Un an après le drame : Les victimes de l’incendie de l’Estaque en attente de réponses
Il y a presque un an, un incendie dévastateur a ravagé plus de 700 hectares à l’Estaque, un quartier du 16ᵉ arrondissement de Marseille. Aujourd’hui, plus de 90 familles, dont Tom Politano et Lucile Oza, se retrouvent dans une situation précaire, face à l’absence de soutien de la part des institutions et des compagnies d’assurance.
Un rêve devenu cauchemar
Tom et Lucile avaient récemment acquis leur maison, attirés par le cadre idyllique et la promesse d’une vie paisible. Cependant, leur rêve s’est transformé en cauchemar lorsque l’incendie a détruit leur propriété. « Nous étions conscients des risques liés à notre emplacement, mais nous pensions que cet endroit était un petit coin de paradis », confie Tom. Comme eux, près de 100 familles ont vu leur existence bouleversée par ce sinistre.
Les obstacles à la reconstruction
Après l’incendie, le couple a soumis une demande de permis pour reconstruire leur maison. Malheureusement, cette demande a été rejetée par la municipalité de Marseille.

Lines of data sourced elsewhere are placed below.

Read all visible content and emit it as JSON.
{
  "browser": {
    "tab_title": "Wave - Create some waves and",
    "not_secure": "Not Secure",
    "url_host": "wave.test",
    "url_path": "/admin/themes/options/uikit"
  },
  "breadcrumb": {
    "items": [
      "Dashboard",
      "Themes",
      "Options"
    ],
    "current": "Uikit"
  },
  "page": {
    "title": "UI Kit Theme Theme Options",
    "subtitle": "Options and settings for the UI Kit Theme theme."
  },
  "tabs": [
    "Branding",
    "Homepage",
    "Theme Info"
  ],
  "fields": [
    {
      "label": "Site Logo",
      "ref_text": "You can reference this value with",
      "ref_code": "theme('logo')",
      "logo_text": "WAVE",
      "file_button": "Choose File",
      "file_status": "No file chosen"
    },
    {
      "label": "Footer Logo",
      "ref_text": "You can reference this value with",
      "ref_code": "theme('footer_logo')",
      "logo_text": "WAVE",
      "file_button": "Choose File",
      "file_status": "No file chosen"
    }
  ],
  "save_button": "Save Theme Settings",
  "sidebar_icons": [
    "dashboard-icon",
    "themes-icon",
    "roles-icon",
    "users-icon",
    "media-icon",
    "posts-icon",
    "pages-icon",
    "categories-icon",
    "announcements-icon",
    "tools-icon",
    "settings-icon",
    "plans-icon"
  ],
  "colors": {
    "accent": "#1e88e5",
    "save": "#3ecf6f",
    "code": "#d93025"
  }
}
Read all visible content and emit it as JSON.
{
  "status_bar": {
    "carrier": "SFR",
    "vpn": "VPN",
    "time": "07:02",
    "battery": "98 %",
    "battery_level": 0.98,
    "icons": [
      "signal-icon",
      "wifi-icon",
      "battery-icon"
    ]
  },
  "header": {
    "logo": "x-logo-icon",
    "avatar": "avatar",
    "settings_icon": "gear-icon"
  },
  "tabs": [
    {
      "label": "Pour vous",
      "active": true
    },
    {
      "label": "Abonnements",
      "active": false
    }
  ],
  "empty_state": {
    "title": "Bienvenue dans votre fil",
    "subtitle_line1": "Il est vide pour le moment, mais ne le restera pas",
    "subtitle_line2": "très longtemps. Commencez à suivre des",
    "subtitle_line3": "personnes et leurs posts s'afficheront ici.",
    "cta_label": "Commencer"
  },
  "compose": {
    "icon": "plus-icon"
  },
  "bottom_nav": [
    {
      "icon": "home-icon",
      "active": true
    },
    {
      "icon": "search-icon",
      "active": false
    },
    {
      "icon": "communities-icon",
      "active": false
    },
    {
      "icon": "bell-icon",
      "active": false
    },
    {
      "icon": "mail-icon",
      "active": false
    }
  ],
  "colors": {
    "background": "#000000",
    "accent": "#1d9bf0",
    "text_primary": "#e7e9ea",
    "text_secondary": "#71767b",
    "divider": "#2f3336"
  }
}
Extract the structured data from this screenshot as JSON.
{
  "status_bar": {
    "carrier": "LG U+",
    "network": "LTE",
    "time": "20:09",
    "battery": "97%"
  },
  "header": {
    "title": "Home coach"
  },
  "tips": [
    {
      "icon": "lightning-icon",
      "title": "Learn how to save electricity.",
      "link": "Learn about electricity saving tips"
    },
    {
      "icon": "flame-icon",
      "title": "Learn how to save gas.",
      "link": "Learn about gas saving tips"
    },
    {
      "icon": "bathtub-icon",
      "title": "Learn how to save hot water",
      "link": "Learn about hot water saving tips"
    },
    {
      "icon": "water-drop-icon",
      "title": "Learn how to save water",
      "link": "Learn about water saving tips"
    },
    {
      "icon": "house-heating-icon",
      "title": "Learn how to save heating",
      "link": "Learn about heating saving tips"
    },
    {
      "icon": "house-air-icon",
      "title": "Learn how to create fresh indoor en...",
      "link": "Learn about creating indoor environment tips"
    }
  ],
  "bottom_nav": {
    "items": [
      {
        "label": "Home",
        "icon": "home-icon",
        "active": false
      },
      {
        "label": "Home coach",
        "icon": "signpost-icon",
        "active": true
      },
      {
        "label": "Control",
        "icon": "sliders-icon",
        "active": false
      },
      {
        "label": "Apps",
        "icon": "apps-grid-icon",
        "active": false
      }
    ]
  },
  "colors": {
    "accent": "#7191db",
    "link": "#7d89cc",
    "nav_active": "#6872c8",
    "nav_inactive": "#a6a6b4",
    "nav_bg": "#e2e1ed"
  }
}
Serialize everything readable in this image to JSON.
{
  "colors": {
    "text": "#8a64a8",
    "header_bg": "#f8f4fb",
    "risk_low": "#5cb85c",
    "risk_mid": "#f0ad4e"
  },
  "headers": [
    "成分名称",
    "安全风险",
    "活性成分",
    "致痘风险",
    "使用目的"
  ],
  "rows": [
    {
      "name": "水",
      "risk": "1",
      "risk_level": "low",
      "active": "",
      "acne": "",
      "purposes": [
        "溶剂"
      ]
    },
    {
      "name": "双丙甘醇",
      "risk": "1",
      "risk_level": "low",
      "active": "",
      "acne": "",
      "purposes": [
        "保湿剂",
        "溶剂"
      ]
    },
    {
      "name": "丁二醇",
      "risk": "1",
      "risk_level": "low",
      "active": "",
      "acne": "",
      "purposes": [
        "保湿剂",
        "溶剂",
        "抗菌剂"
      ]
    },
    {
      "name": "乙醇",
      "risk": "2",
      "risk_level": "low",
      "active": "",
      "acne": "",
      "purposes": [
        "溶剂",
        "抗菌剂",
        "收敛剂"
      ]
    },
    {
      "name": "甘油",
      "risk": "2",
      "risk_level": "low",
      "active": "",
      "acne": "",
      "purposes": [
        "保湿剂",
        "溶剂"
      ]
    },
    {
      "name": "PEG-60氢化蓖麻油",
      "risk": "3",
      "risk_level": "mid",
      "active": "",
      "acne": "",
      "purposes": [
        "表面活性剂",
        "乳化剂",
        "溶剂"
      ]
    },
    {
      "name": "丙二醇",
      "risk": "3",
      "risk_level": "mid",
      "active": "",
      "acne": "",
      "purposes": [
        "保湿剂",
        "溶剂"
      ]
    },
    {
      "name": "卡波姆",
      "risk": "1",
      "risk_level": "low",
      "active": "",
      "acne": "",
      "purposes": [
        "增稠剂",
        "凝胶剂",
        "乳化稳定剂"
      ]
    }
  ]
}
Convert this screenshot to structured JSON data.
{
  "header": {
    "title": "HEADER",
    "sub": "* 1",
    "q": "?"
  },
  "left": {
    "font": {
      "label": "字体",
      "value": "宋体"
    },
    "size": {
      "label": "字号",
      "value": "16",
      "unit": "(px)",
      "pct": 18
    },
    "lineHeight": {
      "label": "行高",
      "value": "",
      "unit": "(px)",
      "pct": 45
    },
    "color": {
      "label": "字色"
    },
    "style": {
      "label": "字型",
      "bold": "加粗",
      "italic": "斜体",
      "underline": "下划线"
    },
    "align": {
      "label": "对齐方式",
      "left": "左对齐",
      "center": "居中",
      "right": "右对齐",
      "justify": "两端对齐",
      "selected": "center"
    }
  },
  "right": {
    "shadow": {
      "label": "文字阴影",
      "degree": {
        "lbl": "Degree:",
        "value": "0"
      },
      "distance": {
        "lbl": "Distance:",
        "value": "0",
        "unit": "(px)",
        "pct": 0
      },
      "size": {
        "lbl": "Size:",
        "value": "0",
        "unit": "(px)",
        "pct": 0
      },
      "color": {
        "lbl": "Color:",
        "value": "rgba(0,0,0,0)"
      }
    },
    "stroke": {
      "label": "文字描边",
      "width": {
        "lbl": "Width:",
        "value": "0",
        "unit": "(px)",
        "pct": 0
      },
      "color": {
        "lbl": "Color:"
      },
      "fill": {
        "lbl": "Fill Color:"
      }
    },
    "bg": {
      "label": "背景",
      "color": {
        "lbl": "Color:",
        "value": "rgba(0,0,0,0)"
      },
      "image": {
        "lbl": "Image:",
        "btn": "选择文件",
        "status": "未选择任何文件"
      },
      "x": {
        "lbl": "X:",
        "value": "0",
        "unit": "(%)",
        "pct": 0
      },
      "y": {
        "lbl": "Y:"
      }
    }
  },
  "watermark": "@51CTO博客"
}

Les autorités ont justifié leur décision par l’absence de bornes d’incendie et de routes d’accès pour les services de secours. Lucile exprime son indignation : « Nous avons acheté notre maison deux mois avant qu’elle ne brûle, et on nous a laissé faire. Les notaires nous avaient assuré que nous pourrions reconstruire à l’identique en cas d’incendie, c’est écrit noir sur blanc. »
Une situation insupportable
Actuellement, le couple se retrouve dans une situation financière difficile, continuant à rembourser un crédit pour une maison détruite tout en payant le loyer d’un appartement exigu. « Nous avons également dû avancer des frais importants pour le permis de construire. Nous attendons toujours des nouvelles de notre assurance », déclare Tom, visiblement accablé par la situation.
Une voix collective pour les victimes
Face à cette détresse, une association regroupant les victimes de l’incendie de l’Estaque a vu le jour. Son objectif est de faire entendre leurs revendications auprès des autorités. « Nous vivons dans un état de colère et d’incertitude. Nous sommes quatre dans un espace de 35 m², sans solution en vue, et nous ne savons pas si l’assurance nous indemnisera suffisamment pour reconstruire », déplore un membre de l’association.
Conclusion
Alors que l’angoisse persiste pour ces familles, l’absence de réponses claires de la part des assurances et des institutions accentue leur désespoir. La situation de Tom, Lucile et des autres victimes de l’Estaque illustre les défis auxquels sont confrontés ceux qui ont perdu leur foyer dans un incendie. La nécessité d’une action rapide et efficace de la part des autorités est plus que jamais cruciale pour aider ces familles à envisager un avenir serein. Pour plus d’informations sur les aides disponibles, vous pouvez consulter le site de la Préfecture de la région Provence-Alpes-Côte d’Azur.